The interpretation of \( M_\theta(x) \) is the estimated probability that \( y=1 \) on input x [Andrew Ng].

Logistic regression in Python using Scikit-Learn

from sklearn.linear_model import LogisticRegression

logistic_regr = LogisticRegression(C=1e5, solver='lbfgs', 
    multi_class='multinomial')

logistic_regr.fit(X_train, y_train)
prediction_result = logistic_regr.predict(X_test)

Classification: True vs. False and Positive vs. Negative

A very good explanation for true-false-positive-negative: [developers.google.com]

In a nutshell:

  • True positive (correctly says something is true)
    • Reality: true
    • System says: true
  • True negative (correcly says something is wrong)
    • Reality: false
    • System says: false
  • False positive (incorrectly says something is true, but it is actually false)
    • Reality: false
    • System says: true
  • False negative (incorrectly says something is false, but it is actually true)
    • Reality: true
    • System says: false

Confusion Matrix

See [developers.google.com].

Part 4: Reducing the features (X values)

What if the number of features (\( x \)) is so large that it will take so long to compute, send the raw data, and hard to save on the drive?

We might want to exclude some features in the training and test size. One of the ways to do it is ask the expert of the field which features really matter. For example, in the dataset from the web server operation, we can ask the infrastructure guys which metrics that can affect the performance of the server. However, if the data is too large and no one knows for sure which features matter, we can reduce the features using the following techniques.

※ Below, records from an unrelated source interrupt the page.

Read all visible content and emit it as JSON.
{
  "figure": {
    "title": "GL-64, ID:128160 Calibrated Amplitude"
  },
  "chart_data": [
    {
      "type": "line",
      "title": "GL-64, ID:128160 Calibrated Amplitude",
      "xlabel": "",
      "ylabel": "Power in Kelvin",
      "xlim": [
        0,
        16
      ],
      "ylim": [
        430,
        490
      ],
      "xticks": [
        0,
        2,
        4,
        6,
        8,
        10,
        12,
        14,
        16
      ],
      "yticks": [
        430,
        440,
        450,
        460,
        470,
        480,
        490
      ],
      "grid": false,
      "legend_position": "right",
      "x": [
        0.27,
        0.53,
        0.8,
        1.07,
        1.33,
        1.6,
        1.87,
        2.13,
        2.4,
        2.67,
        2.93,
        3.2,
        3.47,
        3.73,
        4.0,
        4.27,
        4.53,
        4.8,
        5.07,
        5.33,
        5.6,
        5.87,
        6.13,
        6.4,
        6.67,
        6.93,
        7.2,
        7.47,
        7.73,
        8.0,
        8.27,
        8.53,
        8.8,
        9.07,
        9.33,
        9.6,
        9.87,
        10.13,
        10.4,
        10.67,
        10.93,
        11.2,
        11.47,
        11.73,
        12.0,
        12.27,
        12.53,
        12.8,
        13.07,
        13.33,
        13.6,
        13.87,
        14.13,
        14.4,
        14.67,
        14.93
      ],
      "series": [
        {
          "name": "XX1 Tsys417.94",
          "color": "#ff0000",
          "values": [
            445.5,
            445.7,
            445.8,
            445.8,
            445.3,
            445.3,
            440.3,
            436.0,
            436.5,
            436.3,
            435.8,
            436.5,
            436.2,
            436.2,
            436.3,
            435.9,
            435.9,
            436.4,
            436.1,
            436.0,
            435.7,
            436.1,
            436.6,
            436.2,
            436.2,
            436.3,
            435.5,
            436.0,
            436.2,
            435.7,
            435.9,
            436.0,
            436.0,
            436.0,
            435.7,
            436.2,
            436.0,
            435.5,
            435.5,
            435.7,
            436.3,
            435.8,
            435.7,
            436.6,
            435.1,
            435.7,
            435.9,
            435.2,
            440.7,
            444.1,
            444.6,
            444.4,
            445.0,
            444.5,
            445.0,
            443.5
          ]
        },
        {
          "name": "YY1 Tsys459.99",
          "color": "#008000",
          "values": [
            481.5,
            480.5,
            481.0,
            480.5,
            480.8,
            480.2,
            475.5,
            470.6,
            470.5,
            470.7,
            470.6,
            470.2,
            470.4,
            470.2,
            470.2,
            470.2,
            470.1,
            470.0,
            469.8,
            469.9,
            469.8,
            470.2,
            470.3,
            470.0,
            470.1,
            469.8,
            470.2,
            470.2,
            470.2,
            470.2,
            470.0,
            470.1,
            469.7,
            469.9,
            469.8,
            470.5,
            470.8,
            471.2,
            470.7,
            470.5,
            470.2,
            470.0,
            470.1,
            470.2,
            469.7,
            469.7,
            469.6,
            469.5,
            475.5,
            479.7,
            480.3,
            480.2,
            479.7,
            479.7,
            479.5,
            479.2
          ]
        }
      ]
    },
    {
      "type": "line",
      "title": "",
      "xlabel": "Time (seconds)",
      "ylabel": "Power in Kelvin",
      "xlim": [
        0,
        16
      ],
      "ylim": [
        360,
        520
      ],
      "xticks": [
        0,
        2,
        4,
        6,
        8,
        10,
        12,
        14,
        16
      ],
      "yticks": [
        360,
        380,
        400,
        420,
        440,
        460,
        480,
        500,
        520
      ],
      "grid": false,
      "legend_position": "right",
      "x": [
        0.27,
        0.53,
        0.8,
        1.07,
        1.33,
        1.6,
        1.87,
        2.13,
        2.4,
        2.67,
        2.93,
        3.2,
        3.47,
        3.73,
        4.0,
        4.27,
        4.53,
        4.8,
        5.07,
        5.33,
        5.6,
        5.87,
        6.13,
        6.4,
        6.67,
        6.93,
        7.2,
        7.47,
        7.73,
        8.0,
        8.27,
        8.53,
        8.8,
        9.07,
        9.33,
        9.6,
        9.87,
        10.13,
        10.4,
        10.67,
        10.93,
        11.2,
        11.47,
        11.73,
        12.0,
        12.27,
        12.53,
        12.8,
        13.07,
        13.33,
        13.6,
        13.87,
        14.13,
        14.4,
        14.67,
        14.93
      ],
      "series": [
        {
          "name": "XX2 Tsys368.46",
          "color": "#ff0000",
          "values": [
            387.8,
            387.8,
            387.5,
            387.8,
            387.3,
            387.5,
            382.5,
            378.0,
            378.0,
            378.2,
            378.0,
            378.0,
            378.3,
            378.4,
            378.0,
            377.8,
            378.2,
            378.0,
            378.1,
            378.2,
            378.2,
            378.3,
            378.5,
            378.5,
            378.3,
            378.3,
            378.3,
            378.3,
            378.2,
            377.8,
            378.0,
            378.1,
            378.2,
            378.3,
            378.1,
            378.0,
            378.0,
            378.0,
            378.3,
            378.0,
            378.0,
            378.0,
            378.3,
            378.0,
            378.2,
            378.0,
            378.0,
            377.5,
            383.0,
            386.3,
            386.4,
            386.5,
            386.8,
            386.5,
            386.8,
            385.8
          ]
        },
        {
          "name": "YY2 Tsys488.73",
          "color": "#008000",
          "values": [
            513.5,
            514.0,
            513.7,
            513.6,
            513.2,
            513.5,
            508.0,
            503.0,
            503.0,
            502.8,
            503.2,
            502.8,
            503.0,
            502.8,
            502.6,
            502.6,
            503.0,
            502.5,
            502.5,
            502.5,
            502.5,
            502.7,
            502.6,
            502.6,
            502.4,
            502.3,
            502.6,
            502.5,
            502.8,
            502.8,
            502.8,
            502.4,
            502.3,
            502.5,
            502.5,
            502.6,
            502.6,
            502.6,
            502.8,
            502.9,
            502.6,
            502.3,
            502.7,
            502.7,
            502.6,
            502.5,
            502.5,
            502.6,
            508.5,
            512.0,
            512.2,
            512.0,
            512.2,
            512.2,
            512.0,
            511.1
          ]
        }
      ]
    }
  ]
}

Optimal Method: Build all subsets of the feature set X

From the n number of fetures, build models from the subset of all features, then choose the features which yields the smallest error. This exhaustive search has the complexity of \( O(2^n) \).

import itertools

def subs(l):
    res = []
    for i in range(1, len(l) + 1):
        for combo in itertools.combinations(l, i):
            res.append(list(combo))

feature_names = [
    "cpu_percentage", 
    "memory_usage", 
    "iowait"
    ]

all_subset = subs(feature_names)

Heuristic Method: Linear univariate feature selection

Basic idea: choosing the features based on the correlation values of the feature. The correlation value falls into the interval \( [-1, +1] \)

# "target" is the feature of the result y
corr_values = my_data.corr()["target"]
print(corr_values)

abs_corr_values = abs(corr_values)
print(abs_corr_values)

How to read the correlation values [statisticsbyjim]:

  • The absolute correlation value determines the strenth; the closer the absolute value to 1, the stronger it is to the \( y \)
  • The sign (negative or positive) represents the direction of the relationship.